A Geely subiu para a segunda posição no mercado chinês de carros elétricos, atrás da BYD. Em janeiro, a empresa vendeu mais de 270 mil carros, incluindo as marcas elétricas Galaxy e Zeekr, além de veículos exportados — mais de 60 mil no mês.

A companhia espera que suas vendas totais de veículos de nova energia alcancem 2,22 milhões de unidades em 2026, crescimento de 32% na comparação anual.

A BYD, que vendeu 4,56 milhões de carros de nova energia no ano passado, ainda não divulgou uma meta anual completa para vendas domésticas. Em vez disso, informou a repórteres no fim do mês passado que planeja aumentar suas vendas no exterior em quase 25% neste ano, para 1,3 milhão de veículos.

As exportações da montadora também perderam fôlego em janeiro, somando 100.482 veículos, ante 133.172 em dezembro. Apesar das dificuldades recentes, Le espera que a BYD mantenha sua liderança tanto no mercado doméstico quanto no internacional, citando atualizações planejadas na infraestrutura de recarga, armazenamento de energia e direção inteligente da empresa.
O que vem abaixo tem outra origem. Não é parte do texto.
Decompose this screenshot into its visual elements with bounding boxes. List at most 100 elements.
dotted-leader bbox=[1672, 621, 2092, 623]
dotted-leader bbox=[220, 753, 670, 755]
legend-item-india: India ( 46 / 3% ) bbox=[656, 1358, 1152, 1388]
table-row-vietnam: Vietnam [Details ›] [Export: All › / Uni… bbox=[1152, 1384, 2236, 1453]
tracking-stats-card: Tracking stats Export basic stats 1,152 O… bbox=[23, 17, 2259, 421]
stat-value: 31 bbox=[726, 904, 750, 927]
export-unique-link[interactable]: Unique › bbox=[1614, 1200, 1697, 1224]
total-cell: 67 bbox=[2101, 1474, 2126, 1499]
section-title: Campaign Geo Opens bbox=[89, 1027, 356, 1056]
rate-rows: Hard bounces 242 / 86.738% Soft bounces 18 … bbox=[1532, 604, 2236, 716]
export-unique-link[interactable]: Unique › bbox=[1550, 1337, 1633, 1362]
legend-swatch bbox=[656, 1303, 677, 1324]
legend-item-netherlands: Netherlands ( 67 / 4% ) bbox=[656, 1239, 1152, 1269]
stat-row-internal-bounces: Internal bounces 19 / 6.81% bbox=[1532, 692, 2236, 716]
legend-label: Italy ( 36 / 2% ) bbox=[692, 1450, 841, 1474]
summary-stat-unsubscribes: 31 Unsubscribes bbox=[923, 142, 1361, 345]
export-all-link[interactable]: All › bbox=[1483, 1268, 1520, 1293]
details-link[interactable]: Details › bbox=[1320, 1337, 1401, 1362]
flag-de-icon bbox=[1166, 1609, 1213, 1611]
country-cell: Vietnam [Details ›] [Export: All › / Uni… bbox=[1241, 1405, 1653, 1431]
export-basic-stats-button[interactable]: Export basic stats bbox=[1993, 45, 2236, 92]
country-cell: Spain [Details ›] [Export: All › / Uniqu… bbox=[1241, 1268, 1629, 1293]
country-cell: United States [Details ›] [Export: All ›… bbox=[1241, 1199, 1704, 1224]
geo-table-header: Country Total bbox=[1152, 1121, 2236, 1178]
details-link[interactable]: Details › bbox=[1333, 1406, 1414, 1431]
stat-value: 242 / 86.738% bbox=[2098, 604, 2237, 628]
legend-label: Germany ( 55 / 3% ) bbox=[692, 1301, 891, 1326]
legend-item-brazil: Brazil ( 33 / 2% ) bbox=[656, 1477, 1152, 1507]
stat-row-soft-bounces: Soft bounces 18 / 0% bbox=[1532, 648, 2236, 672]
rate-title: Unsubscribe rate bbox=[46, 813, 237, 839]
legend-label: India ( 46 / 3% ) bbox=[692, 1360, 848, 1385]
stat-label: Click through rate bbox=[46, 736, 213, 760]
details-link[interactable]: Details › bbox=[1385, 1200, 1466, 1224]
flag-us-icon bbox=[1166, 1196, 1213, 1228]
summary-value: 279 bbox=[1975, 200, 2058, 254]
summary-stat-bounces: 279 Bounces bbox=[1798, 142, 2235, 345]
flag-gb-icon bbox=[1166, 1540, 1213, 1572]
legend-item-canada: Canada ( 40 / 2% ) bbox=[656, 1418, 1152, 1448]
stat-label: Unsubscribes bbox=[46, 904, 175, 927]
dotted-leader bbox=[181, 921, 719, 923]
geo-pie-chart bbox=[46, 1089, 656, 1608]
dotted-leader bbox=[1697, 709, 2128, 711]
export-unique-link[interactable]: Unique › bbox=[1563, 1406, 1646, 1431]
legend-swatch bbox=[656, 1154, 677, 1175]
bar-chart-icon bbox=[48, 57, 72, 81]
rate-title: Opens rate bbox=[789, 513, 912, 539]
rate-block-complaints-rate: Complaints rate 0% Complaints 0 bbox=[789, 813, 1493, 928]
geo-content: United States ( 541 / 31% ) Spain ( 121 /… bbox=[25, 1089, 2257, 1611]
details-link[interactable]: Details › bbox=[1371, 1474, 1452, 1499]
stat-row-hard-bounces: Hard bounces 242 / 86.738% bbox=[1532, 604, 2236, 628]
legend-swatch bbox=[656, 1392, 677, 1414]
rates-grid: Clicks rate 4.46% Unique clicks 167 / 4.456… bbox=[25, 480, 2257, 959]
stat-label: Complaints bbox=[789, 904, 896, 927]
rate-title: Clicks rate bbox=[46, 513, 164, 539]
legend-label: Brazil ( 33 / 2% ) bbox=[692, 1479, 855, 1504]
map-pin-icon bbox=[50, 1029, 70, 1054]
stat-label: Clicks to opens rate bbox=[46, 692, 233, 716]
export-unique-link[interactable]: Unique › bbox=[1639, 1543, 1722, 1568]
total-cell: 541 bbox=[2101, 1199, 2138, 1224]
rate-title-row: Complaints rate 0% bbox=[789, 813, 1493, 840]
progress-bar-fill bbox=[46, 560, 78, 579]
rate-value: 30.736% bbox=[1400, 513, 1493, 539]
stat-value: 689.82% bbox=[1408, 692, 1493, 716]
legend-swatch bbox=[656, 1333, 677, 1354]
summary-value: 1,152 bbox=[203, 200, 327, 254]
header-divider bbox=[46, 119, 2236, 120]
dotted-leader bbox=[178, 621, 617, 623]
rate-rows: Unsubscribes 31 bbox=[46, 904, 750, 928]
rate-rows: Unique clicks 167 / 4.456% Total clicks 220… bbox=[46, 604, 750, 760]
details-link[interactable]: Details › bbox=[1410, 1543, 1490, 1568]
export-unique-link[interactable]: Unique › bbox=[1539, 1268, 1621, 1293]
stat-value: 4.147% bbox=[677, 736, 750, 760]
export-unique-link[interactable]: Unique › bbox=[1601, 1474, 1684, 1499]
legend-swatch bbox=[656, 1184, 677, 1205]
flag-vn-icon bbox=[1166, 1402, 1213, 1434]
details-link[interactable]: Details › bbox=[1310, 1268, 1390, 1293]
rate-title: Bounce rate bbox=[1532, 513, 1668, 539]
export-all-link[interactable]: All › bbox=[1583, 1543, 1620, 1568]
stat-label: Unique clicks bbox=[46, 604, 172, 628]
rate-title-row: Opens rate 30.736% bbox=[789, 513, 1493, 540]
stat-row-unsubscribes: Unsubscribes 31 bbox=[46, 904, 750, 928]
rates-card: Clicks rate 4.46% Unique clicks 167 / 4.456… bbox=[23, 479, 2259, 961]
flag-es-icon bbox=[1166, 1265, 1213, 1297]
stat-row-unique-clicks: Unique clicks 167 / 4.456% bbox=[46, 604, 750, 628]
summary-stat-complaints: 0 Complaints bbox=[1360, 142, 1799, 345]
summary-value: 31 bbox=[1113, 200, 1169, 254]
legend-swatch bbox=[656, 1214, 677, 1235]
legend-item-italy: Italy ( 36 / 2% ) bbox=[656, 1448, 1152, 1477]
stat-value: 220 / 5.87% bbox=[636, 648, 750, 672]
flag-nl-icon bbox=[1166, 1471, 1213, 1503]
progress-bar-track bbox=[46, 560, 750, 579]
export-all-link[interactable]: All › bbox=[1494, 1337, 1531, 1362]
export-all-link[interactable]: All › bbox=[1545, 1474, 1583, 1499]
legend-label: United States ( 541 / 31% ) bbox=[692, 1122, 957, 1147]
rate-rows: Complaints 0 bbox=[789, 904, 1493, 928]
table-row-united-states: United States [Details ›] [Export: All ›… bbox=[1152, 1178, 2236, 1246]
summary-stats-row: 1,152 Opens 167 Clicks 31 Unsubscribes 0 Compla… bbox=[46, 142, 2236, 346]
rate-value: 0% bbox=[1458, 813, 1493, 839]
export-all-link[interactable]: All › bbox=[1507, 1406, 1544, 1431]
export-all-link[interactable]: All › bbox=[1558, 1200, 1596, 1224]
A Xpeng reportou apenas 20.011 entregas de carros em janeiro, após um ano em que registrou uma média mensal superior a 35 mil unidades. As entregas da Li Auto também caíram no mês passado, para 27.668 veículos.

Impacto econômico mais amplo

A desaceleração nas vendas é generalizada no setor. As vendas de veículos de nova energia, que incluem carros híbridos e elétricos a bateria, avançaram apenas 2,6% em dezembro na comparação anual, marcando o terceiro mês consecutivo de perda de ritmo, segundo dados da Associação Chinesa de Carros de Passeio.

É um sinal preocupante para a indústria de carros elétricos, que vinha sendo um dos pontos positivos de uma economia que luta para superar uma queda prolongada no setor imobiliário, responsável anteriormente por cerca de um quarto do Produto Interno Bruto.

“Se, além da prolongada crise imobiliária, o setor automotivo se deteriorar ainda mais, muitos na indústria esperam que Pequim volte a adotar parte ou a totalidade dos subsídios”, disse Cameron Johnson, sócio sênior da consultoria Tidalwave Solutions, com base em conversas recentes com fabricantes de autopeças. “Vamos ter que ver como o primeiro trimestre se desenrola.”

O setor automotivo responde por cerca de 30 milhões de empregos na China, ou mais de um décimo do emprego urbano, segundo afirmou em novembro o presidente de uma entidade do setor de máquinas do país.

Ainda assim, o economista da Fitch Ratings Alex Muscatelli afirmou que a participação econômica do setor automotivo continua relativamente pequena em comparação com o mercado imobiliário. Segundo ele, no investimento em ativos fixos — indicador de crescimento futuro —, os automóveis representaram apenas 3,7% do total no ano passado, enquanto o setor imobiliário respondeu por 23%.

Espera-se que os principais líderes da China divulguem as metas de política econômica para o ano durante a reunião anual do Parlamento, em março.